Models are useful because they help us understand difficult concepts and complicated systems. When it comes to networking, there are several models that are used to explain the roles played by various technologies, and how they interact. Of these, the most popular and commonly used is the Open Systems Interconnection (OSI) Reference Model.

Definition:
An abstract description of the digital communications between application processes running in distinct systems.

Layers:
The model employs a hierarchical structure of seven layers. Each layer performs value-added service at the request of the adjacent higher layer and, in turn, requests more basic services from the adjacent lower layer:

1. Physical Layer  (Layer 1)
   The Physical layer performs services requested by the Data Link Layer.
   The major functions and services performed by the physical layer are:
   • Establishment and termination of a connection to a communications medium.
   • Participation in the process whereby the communication resources are effectively shared among multiple users.
   • Conversion between the representation of digital data in user equipment and the corresponding signals transmitted over a communications channel.
2. Data Link Layer (Layer 2)
   This layer responds to service requests from the Network Layer and issues service requests to the Physical Layer. The Data Link Layer provides the functional and procedural means to transfer data between network entities and to detect and possibly correct errors that may occur in the Physical Layer.
3. Network Layer (Layer 3)
   This layer responds to service requests from the Transport Layer and issues service requests to the Data Link Layer. The Network Layer provides the functional and procedural means of transferring variable length data sequences from a source to a destination via one or more networks while maintaining the quality of service requested by the Transport Layer. The Network Layer performs network routing, flow control, segmentation/desegmentation, and error control functions.
4. Transport Layer (Layer 4)
   This layer responds to service requests from the Session Layer and issues service requests to the Network Layer. The purpose of the Transport Layer is to provide transparent transfer of data between end users, thus relieving the upper layers from any concern with providing reliable and cost-effective data transfer.
5. Session Layer (Layer 5)
   This layer responds to service requests from the Presentation Layer and issues service requests to the Transport Layer.
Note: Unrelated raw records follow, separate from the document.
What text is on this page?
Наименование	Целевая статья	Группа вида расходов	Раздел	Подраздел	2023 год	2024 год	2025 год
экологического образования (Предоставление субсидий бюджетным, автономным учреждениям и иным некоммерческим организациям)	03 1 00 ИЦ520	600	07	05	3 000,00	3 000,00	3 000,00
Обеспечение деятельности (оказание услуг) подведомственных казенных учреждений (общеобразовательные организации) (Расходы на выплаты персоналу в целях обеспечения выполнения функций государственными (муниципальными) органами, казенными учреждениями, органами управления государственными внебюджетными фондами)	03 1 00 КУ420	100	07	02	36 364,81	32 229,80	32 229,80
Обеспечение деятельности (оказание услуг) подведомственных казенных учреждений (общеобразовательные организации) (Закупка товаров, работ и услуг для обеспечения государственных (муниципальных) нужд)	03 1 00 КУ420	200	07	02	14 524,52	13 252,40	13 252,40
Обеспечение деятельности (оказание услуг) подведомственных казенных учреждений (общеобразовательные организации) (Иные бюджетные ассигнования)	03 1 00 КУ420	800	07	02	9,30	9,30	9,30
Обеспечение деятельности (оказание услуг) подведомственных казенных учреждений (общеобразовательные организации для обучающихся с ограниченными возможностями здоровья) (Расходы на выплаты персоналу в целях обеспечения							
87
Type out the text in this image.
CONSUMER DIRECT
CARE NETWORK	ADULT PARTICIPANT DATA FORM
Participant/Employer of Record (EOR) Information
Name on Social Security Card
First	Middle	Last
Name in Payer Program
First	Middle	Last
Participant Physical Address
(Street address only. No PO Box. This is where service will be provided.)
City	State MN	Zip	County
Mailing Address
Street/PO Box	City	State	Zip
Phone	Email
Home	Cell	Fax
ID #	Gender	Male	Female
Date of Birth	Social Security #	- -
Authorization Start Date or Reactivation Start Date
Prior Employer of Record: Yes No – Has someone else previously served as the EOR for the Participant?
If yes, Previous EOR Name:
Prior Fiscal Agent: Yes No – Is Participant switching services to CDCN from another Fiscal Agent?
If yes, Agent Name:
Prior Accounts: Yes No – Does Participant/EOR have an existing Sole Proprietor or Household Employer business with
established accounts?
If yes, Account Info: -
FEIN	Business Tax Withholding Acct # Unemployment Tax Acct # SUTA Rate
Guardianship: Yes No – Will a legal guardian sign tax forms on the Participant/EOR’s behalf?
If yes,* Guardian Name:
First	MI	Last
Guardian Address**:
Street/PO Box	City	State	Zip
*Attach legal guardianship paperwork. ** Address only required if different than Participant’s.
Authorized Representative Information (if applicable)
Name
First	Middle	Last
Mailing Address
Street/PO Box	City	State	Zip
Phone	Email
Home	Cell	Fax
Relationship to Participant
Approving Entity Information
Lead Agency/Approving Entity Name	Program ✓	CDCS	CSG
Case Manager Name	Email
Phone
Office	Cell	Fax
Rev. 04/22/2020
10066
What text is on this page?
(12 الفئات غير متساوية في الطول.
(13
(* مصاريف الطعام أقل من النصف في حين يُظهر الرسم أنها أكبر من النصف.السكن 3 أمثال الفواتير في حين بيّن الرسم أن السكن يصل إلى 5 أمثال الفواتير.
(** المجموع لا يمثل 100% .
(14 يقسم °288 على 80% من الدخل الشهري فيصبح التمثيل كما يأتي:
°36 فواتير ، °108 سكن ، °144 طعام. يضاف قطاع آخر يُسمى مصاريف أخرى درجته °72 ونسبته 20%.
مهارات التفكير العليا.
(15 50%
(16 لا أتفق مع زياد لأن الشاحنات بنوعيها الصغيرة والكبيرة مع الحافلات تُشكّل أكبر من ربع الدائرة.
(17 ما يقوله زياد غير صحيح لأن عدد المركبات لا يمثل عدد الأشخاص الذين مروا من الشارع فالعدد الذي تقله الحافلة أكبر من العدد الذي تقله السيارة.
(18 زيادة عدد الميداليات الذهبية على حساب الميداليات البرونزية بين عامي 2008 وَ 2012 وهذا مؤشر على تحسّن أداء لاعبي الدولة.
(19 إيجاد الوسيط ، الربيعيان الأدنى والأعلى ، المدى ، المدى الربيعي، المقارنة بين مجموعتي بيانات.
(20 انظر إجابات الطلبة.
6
The Session Layer provides the mechanism for managing the dialogue between end-user application processes. It provides for either duplex or half-duplex operation and establishes check pointing, adjournment, termination, and restart procedures.
6. Presentation Layer (Layer 6)
   This layer responds to service requests from the Application Layer and issues service requests to the Session Layer. The Presentation Layer relieves the Application Layer of concern regarding syntactical differences in data representation within the end-user systems.
7. Application Layer (Layer 7)
   This layer interfaces directly to and performs common application services for the application processes; it also issues requests to the Presentation Layer. The common application services provide semantic conversion between associated application processes.

TCP/IP (Transmission Control Protocol/Internet Protocol) is the basic communication language or protocol of the Internet. It can also be used as a communications protocol in a private network (either an intranet or an extranet).

TCP/IP Model Layers
The TCP/IP model uses four layers that logically span the equivalent of the top six layers of the OSI reference model; The physical layer is not covered by the TCP/IP model because the data link layer is considered the point at which the interface occurs between the TCP/IP stack and the underlying networking hardware. The following are the TCP/IP model layers, starting from the bottom.

1. Application Layer
   In TCP/IP the Application Layer also includes the OSI Presentation Layer and Session Layer. In this document an application is any process that occurs above the Transport Layer. This includes all of the processes that involve user interaction. The application determines the presentation of the data and controls the session. In TCP/IP the terms socket and port are used to describe the path over which applications communicate. There are numerous application level protocols in TCP/IP, including Simple Mail Transfer Protocol (SMTP) and Post Office Protocol (POP) used for e-mail, Hyper Text Transfer Protocol (HTTP) used for the World-Wide-Web, and File Transfer Protocol (FTP). Most application level protocols are associated with one or more port number.
2. Transport Layer
   In TCP/IP there are two Transport Layer protocols. The Transmission Control Protocol (TCP) guarantees that information is received as it was sent. The User Datagram Protocol (UDP) performs no end-to-end reliability checks.
3. Internet Layer
   In the OSI Reference Model the Network Layer isolates the upper layer protocols from the details of the underlying network and manages the connections across the network. The Internet Protocol (IP) is normally described as the TCP/IP Network Layer. Because of the Inter-Networking emphasis of TCP/IP this is commonly referred to as the Internet Layer. All upper and lower layer communications travel through IP as they are passed through the TCP/IP protocol stack.
4. Network Access Layer
   In TCP/IP the Data Link Layer and Physical Layer are normally grouped together. TCP/IP makes use of existing Data Link and Physical Layer standards rather than defining its own. Most RFCs that refer to the Data Link Layer describe how IP utilizes existing data link protocols such as Ethernet, Token Ring, FDDI, HSSI, and ATM. The characteristics of the hardware that carries the communication signal are typically defined by the Physical Layer.

The four layer structure of TCP/IP is built as information is passed down from applications to the physical network layer. When data is sent, each layer treats all of the information it receives from the layer above as data and adds control information to the front of that data. This control information is called a header, and the addition of a header is called encapsulation. When data is received, the opposite procedure takes place as each layer removes its header before passing the data to the layer above.